The act of creating in writing can be quite agonizing, particularly when it involves a) an audience; and b) a deadline. Oh well, it is all very smooth and good when I am writing "for myself" (whatever this means-perhaps "future self" is more accurate). But when it comes to writing with a particular goal in mind, it can be difficult. I think part of the reason why it is particularly tough in academia is that there is always a push to say something that hasn't been said before. In my blogs, what I write is usually stuff that has been said in some other way or context, and I don't pretend that any of it only comes from me. But when it comes to academia, it's a different story. Just when one thinks that they have found something 'original' or new to say, they will end up finding somewhere else that someone has already thought of it.

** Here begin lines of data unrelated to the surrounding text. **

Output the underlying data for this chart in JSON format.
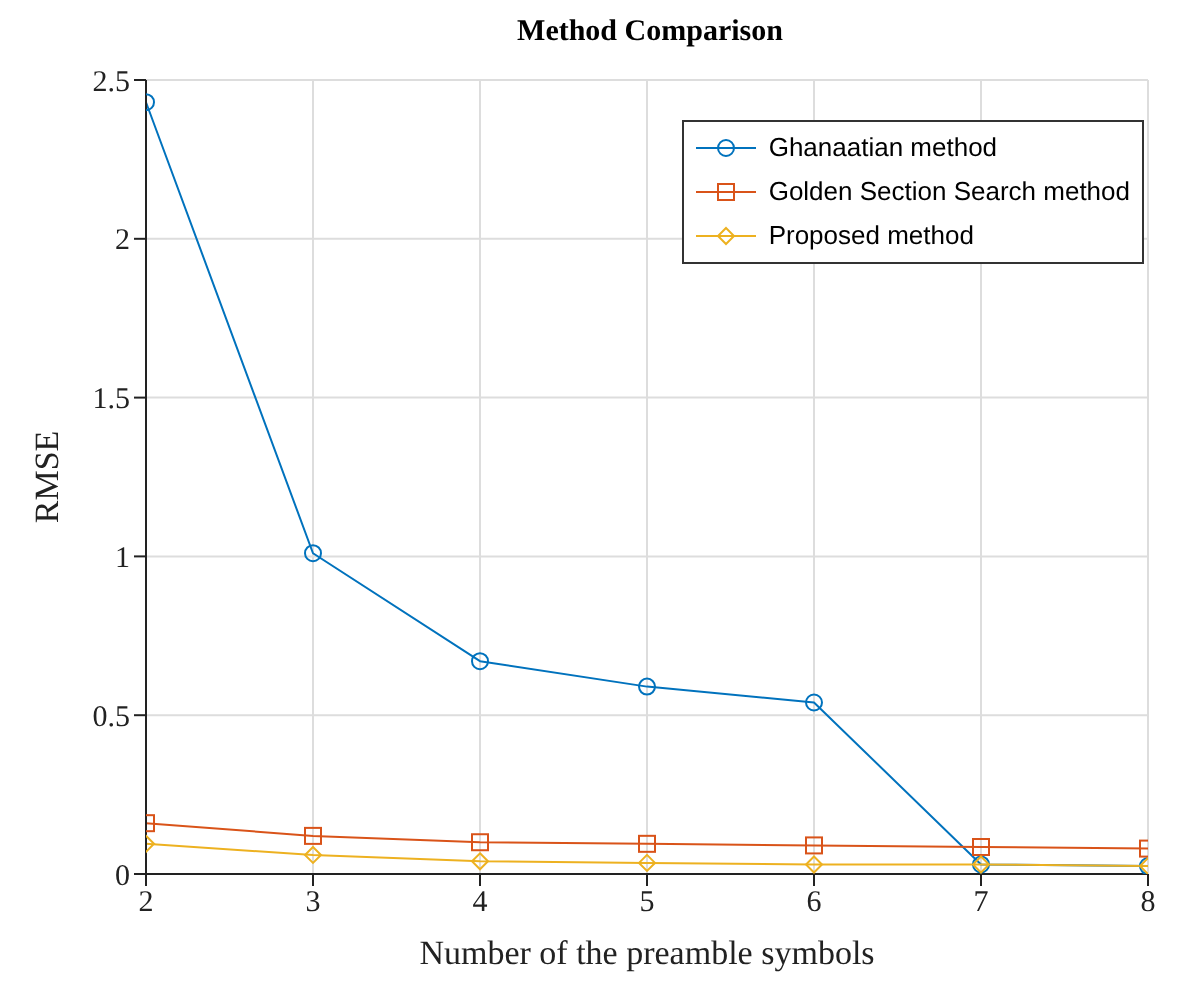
{
  "chart_data": {
    "type": "line",
    "title": "Method Comparison",
    "xlabel": "Number of the preamble symbols",
    "ylabel": "RMSE",
    "x": [
      2,
      3,
      4,
      5,
      6,
      7,
      8
    ],
    "series": [
      {
        "name": "Ghanaatian method",
        "color": "#0072bd",
        "marker": "circle",
        "values": [
          2.43,
          1.01,
          0.67,
          0.59,
          0.54,
          0.03,
          0.025
        ]
      },
      {
        "name": "Golden Section Search method",
        "color": "#d95319",
        "marker": "square",
        "values": [
          0.16,
          0.12,
          0.1,
          0.095,
          0.09,
          0.085,
          0.08
        ]
      },
      {
        "name": "Proposed method",
        "color": "#edb120",
        "marker": "diamond",
        "values": [
          0.095,
          0.06,
          0.04,
          0.035,
          0.03,
          0.03,
          0.025
        ]
      }
    ],
    "xlim": [
      2,
      8
    ],
    "xticks": [
      2,
      3,
      4,
      5,
      6,
      7,
      8
    ],
    "ylim": [
      0,
      2.5
    ],
    "yticks": [
      0,
      0.5,
      1,
      1.5,
      2,
      2.5
    ],
    "grid": true,
    "legend": "top right",
    "line_style": "solid"
  }
}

But the tricky thing with academic writing is that it's very hard to strive for originality without losing the essence of what you are writing about. It's possible to go so far off field that what you write might have no relation to the original topic. I suppose this is a necessary hazard of any kind of writing.
I have a sense that true 'originality' in research and writing strikes a delicate balance between building on what has already been said and being 'creative' as they say. I have sometimes found myself deliberately trying to write something 'different' only to find that it bears no relation to what my original research questions were. The theory might sound exciting, but all theories need to be able to address or relate to a question, at the end of the day. Otherwise, the theory is something like "the world is supported by a million turtles". Nobody can dispute it, perhaps, but then the idea is so obscure and unprovable that not too many people are interested in proving or disproving it, much less building upon it.
It tends to be that writing is more exciting when it speaks to someone else, even if it is an imaginary stranger of sorts. No matter how original I can be in my head, it doesn't seem to become exciting at all until it starts to get framed in a way that I imagine someone else being interested. I suppose this makes me a bit inauthentic, but maybe that is the part of me that wants to use writing to connect with people, or even to feel less alone. In a sense, we can always be our own audiences, and that's going to be true for all time. But it is also interesting when an original idea is truly relevant to someone else.